Compression formats with good support for random access within archives?

Solution 1:

Take a look at dictzip. It is compatible with gzip and allows coarse random access.

An excerpt from its man page:

dictzip compresses files using the gzip(1) algorithm (LZ77) in a manner which is completely compatible with the gzip file format. An extension to the gzip file format (Extra Field, described in 2.3.1.1 of RFC 1952) allows extra data to be stored in the header of a compressed file. Programs like gzip and zcat will ignore this extra data. However, [dictzcat --start] will make use of this data to perform pseudo-random access on the file.

I have the package dictzip in Ubuntu. Or its source code is in a dictd-*.tar.gz. Its license is GPL. You are free to study it.

Update:

I improved dictzip to have no file size limit. My implementation is under MIT license.

Solution 2:

I don't know of any compressed file format which would support random access to a specific location in the uncompressed data (well, except for multimedia formats), but you can brew your own.

For example, bzip2 compressed files are composed of independent compressed blocks of size <1MB uncompressed, which are delimited by sequences of magic bytes, so you could parse the bzip2 file, get the block boundaries and then just uncompress the right block. This would need some indexing to remember where do the blocks start.

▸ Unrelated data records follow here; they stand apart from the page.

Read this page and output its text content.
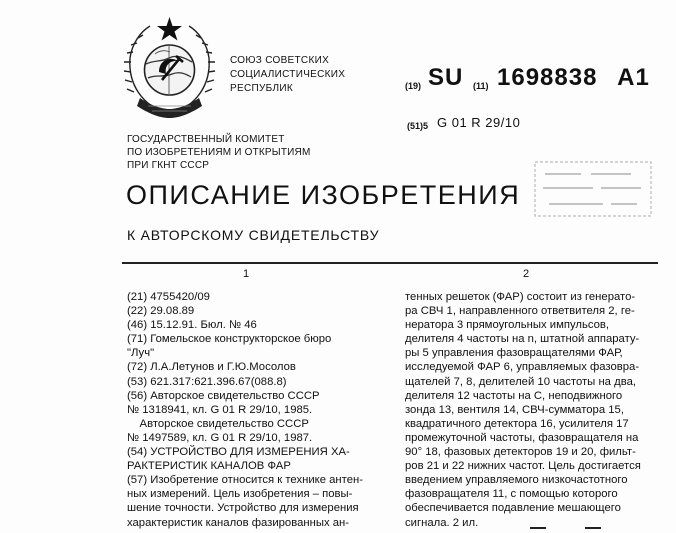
СОЮЗ СОВЕТСКИХ
СОЦИАЛИСТИЧЕСКИХ
РЕСПУБЛИК	(19) SU (11) 1698838 A1
(51)5 G 01 R 29/10
ГОСУДАРСТВЕННЫЙ КОМИТЕТ
ПО ИЗОБРЕТЕНИЯМ И ОТКРЫТИЯМ
ПРИ ГКНТ СССР
ОПИСАНИЕ ИЗОБРЕТЕНИЯ
К АВТОРСКОМУ СВИДЕТЕЛЬСТВУ
1	2
(21) 4755420/09
(22) 29.08.89
(46) 15.12.91. Бюл. № 46
(71) Гомельское конструкторское бюро
"Луч"
(72) Л.А.Летунов и Г.Ю.Мосолов
(53) 621.317:621.396.67(088.8)
(56) Авторское свидетельство СССР
№ 1318941, кл. G 01 R 29/10, 1985.
Авторское свидетельство СССР
№ 1497589, кл. G 01 R 29/10, 1987.
(54) УСТРОЙСТВО ДЛЯ ИЗМЕРЕНИЯ ХА-
РАКТЕРИСТИК КАНАЛОВ ФАР
(57) Изобретение относится к технике антен-
ных измерений. Цель изобретения – повы-
шение точности. Устройство для измерения
характеристик каналов фазированных ан-
тенных решеток (ФАР) состоит из генерато-
ра СВЧ 1, направленного ответвителя 2, ге-
нератора 3 прямоугольных импульсов,
делителя 4 частоты на n, штатной аппарату-
ры 5 управления фазовращателями ФАР,
исследуемой ФАР 6, управляемых фазовра-
щателей 7, 8, делителей 10 частоты на два,
делителя 12 частоты на С, неподвижного
зонда 13, вентиля 14, СВЧ-сумматора 15,
квадратичного детектора 16, усилителя 17
промежуточной частоты, фазовращателя на
90° 18, фазовых детекторов 19 и 20, фильт-
ров 21 и 22 нижних частот. Цель достигается
введением управляемого низкочастотного
фазовращателя 11, с помощью которого
обеспечивается подавление мешающего
сигнала. 2 ил.
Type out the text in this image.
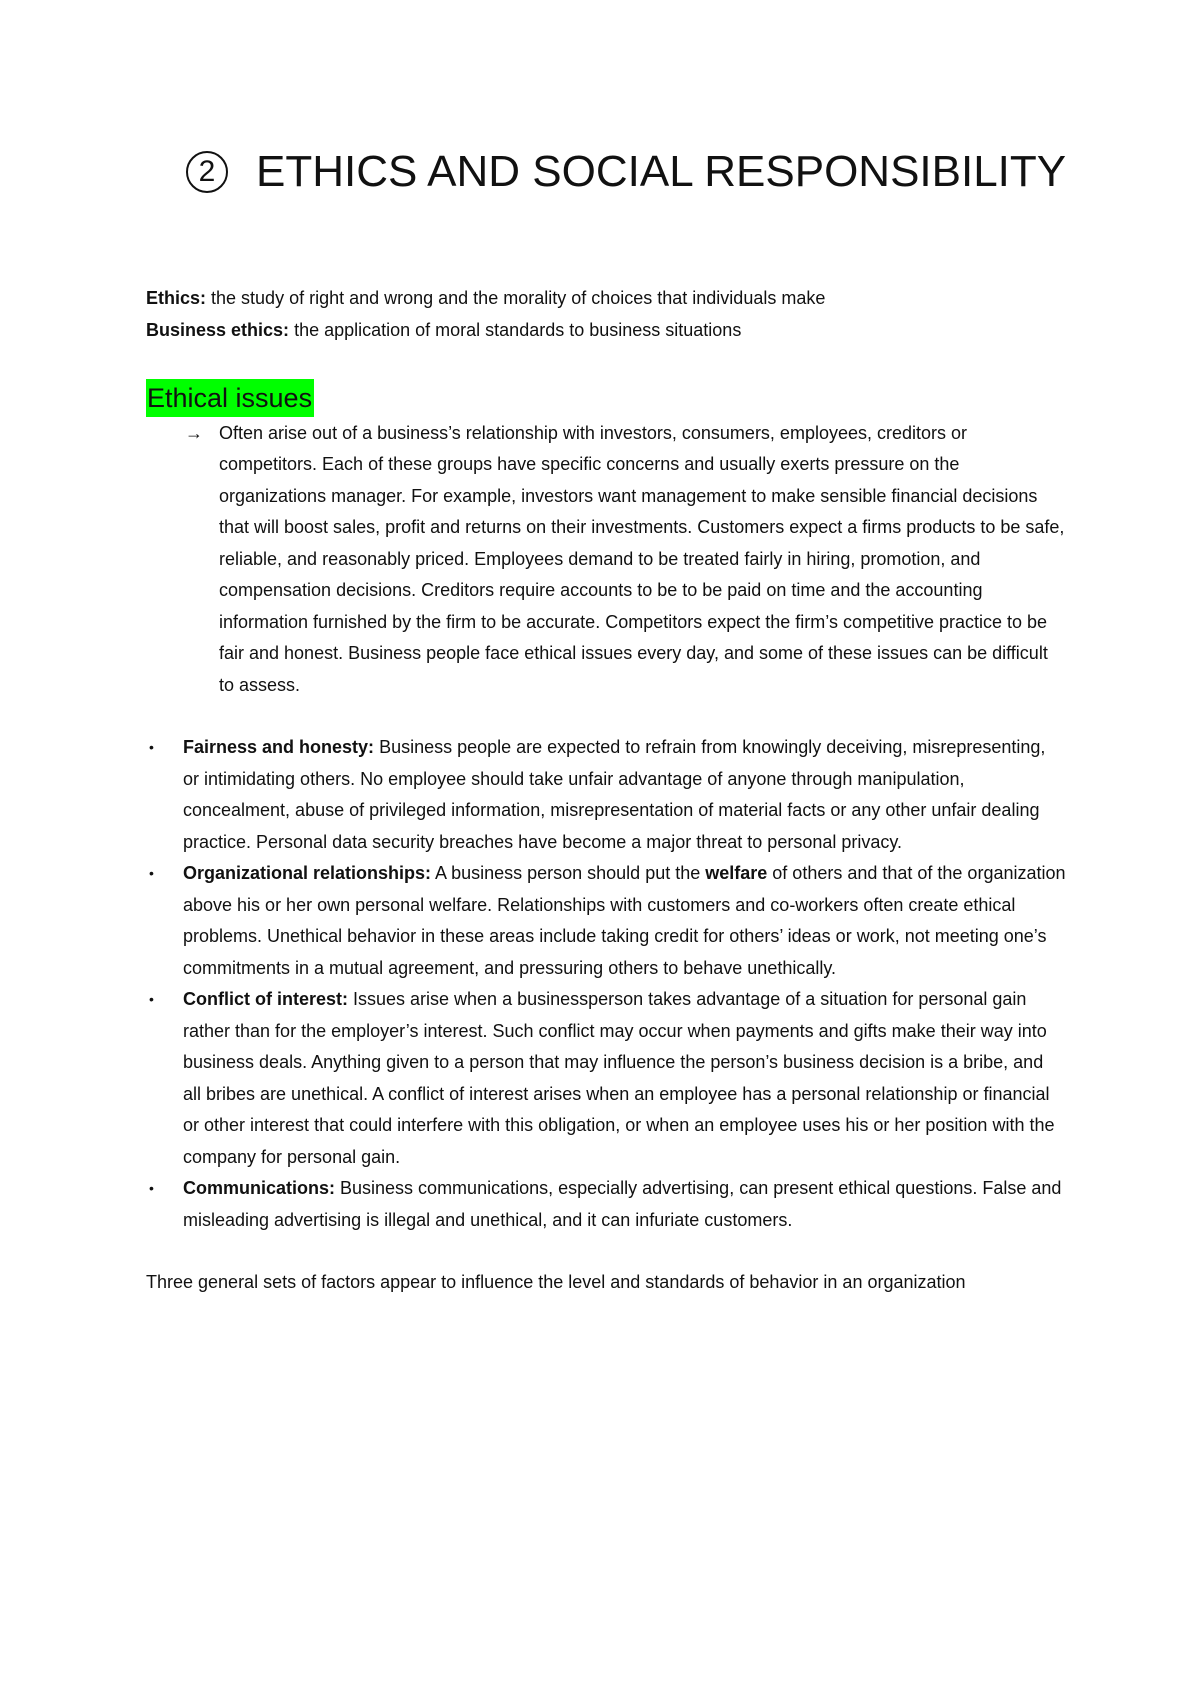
2 ETHICS AND SOCIAL RESPONSIBILITY

Ethics: the study of right and wrong and the morality of choices that individuals make

Business ethics: the application of moral standards to business situations

Ethical issues

→ Often arise out of a business’s relationship with investors, consumers, employees, creditors or competitors. Each of these groups have specific concerns and usually exerts pressure on the organizations manager. For example, investors want management to make sensible financial decisions that will boost sales, profit and returns on their investments. Customers expect a firms products to be safe, reliable, and reasonably priced. Employees demand to be treated fairly in hiring, promotion, and compensation decisions. Creditors require accounts to be to be paid on time and the accounting information furnished by the firm to be accurate. Competitors expect the firm’s competitive practice to be fair and honest. Business people face ethical issues every day, and some of these issues can be difficult to assess.

• Fairness and honesty: Business people are expected to refrain from knowingly deceiving, misrepresenting, or intimidating others. No employee should take unfair advantage of anyone through manipulation, concealment, abuse of privileged information, misrepresentation of material facts or any other unfair dealing practice. Personal data security breaches have become a major threat to personal privacy.
• Organizational relationships: A business person should put the welfare of others and that of the organization above his or her own personal welfare. Relationships with customers and co-workers often create ethical problems. Unethical behavior in these areas include taking credit for others’ ideas or work, not meeting one’s commitments in a mutual agreement, and pressuring others to behave unethically.
• Conflict of interest: Issues arise when a businessperson takes advantage of a situation for personal gain rather than for the employer’s interest. Such conflict may occur when payments and gifts make their way into business deals. Anything given to a person that may influence the person’s business decision is a bribe, and all bribes are unethical. A conflict of interest arises when an employee has a personal relationship or financial or other interest that could interfere with this obligation, or when an employee uses his or her position with the company for personal gain.
• Communications: Business communications, especially advertising, can present ethical questions. False and misleading advertising is illegal and unethical, and it can infuriate customers.

Three general sets of factors appear to influence the level and standards of behavior in an organization
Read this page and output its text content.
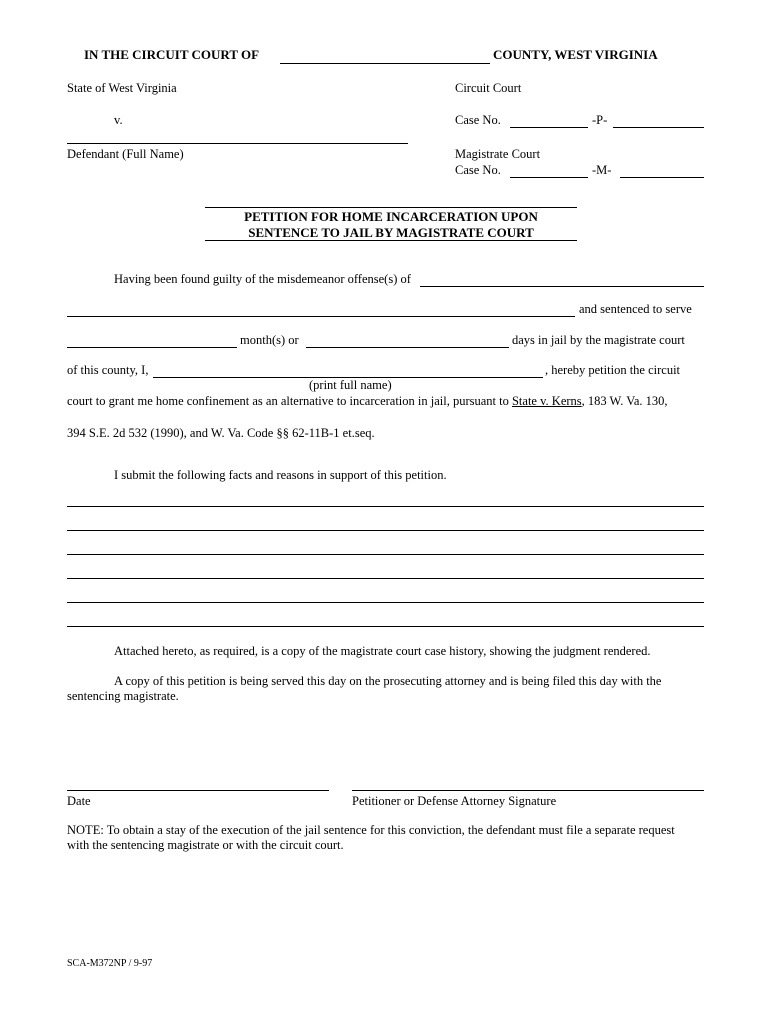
IN THE CIRCUIT COURT OF	COUNTY, WEST VIRGINIA
State of West Virginia
v.
Defendant (Full Name)
Circuit Court
Case No.	-P-
Magistrate Court
Case No.	-M-
PETITION FOR HOME INCARCERATION UPON
SENTENCE TO JAIL BY MAGISTRATE COURT
Having been found guilty of the misdemeanor offense(s) of
and sentenced to serve
month(s) or	days in jail by the magistrate court
of this county, I,	, hereby petition the circuit
(print full name)
court to grant me home confinement as an alternative to incarceration in jail, pursuant to State v. Kerns, 183 W. Va. 130,
394 S.E. 2d 532 (1990), and W. Va. Code §§ 62-11B-1 et.seq.
I submit the following facts and reasons in support of this petition.
Attached hereto, as required, is a copy of the magistrate court case history, showing the judgment rendered.
A copy of this petition is being served this day on the prosecuting attorney and is being filed this day with the
sentencing magistrate.
Date	Petitioner or Defense Attorney Signature
NOTE: To obtain a stay of the execution of the jail sentence for this conviction, the defendant must file a separate request
with the sentencing magistrate or with the circuit court.
SCA-M372NP / 9-97
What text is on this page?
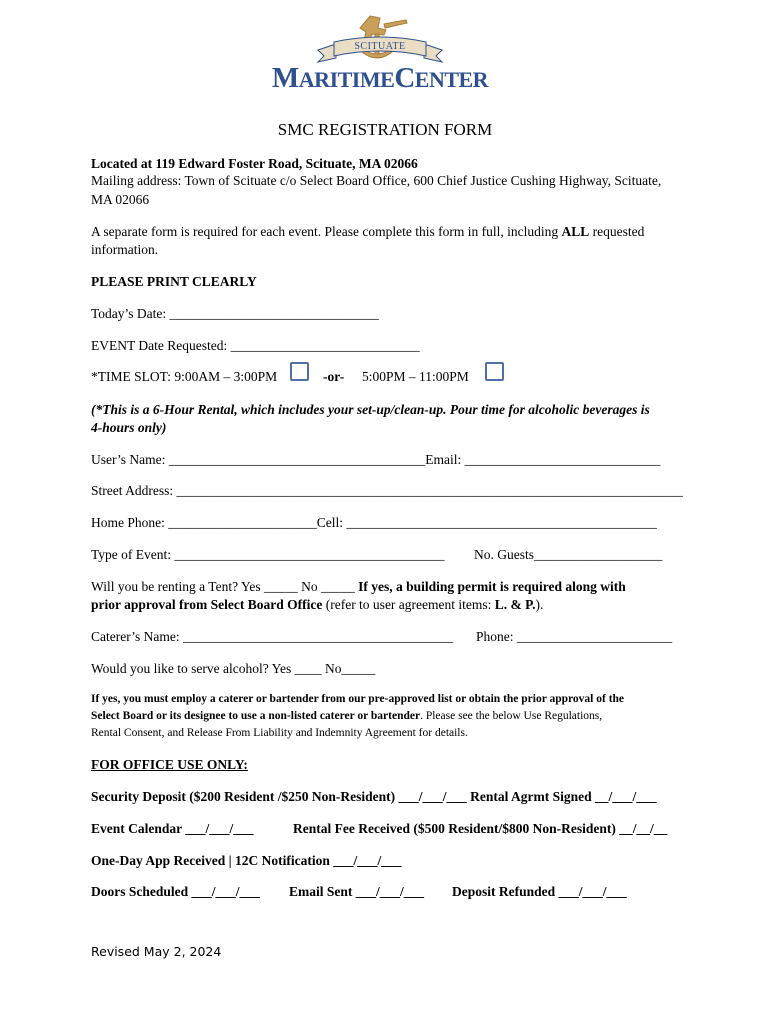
SCITUATE
MARITIMECENTER
SMC REGISTRATION FORM
Located at 119 Edward Foster Road, Scituate, MA 02066
Mailing address: Town of Scituate c/o Select Board Office, 600 Chief Justice Cushing Highway, Scituate,
MA 02066
A separate form is required for each event. Please complete this form in full, including ALL requested
information.
PLEASE PRINT CLEARLY
Today’s Date: _______________________________
EVENT Date Requested: ____________________________
*TIME SLOT: 9:00AM – 3:00PM	-or- 5:00PM – 11:00PM
(*This is a 6-Hour Rental, which includes your set-up/clean-up. Pour time for alcoholic beverages is
4-hours only)
User’s Name: ______________________________________Email: _____________________________
Street Address: ___________________________________________________________________________
Home Phone: ______________________Cell: ______________________________________________
Type of Event: ________________________________________ No. Guests___________________
Will you be renting a Tent? Yes _____ No _____ If yes, a building permit is required along with
prior approval from Select Board Office (refer to user agreement items: L. & P.).
Caterer’s Name: ________________________________________ Phone: _______________________
Would you like to serve alcohol? Yes ____ No_____
If yes, you must employ a caterer or bartender from our pre-approved list or obtain the prior approval of the
Select Board or its designee to use a non-listed caterer or bartender. Please see the below Use Regulations,
Rental Consent, and Release From Liability and Indemnity Agreement for details.
FOR OFFICE USE ONLY:
Security Deposit ($200 Resident /$250 Non-Resident) ___/___/___ Rental Agrmt Signed __/___/___
Event Calendar ___/___/___	Rental Fee Received ($500 Resident/$800 Non-Resident) __/__/__
One-Day App Received | 12C Notification ___/___/___
Doors Scheduled ___/___/___ Email Sent ___/___/___ Deposit Refunded ___/___/___
Revised May 2, 2024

Still, I think the best solution would be to split your file into chunks of your choice, and then compressing it with some archiver, like zip or rar, which support random access to individual files in the archive.

Solution 3:

The .xz file format (which uses LZMA compression) seems to support this:

Random-access reading: The data can be split into independently compressed blocks. Every .xz file contains an index of the blocks, which makes limited random-access reading possible when the block size is small enough.

This should be sufficient for your purpose. A drawback is that the API of liblzma (for interacting with these containers) does not seem that well-documented, so it may take some effort figuring out how to randomly access blocks.

Solution 4:

Solutions exist for providing random access to gzip and bzip2 archives:

  • gzip zran.c from the zlib source code
  • bzip2 Node.JS version of seek-bzip (The original C version by James Taylor seems to have disappeared from the internet...)

(I'm looking for something for 7zip)

Solution 5:

bgzip can compress files in a gzip variant which is indexable (and can be decompressed by gzip). This is used in some bioinformatics applications, together with the tabix indexer.

See explanations here: http://blastedbio.blogspot.fr/2011/11/bgzf-blocked-bigger-better-gzip.html, and here: http://www.htslib.org/doc/tabix.html.

I don't know to what extent it is adaptable to other applications.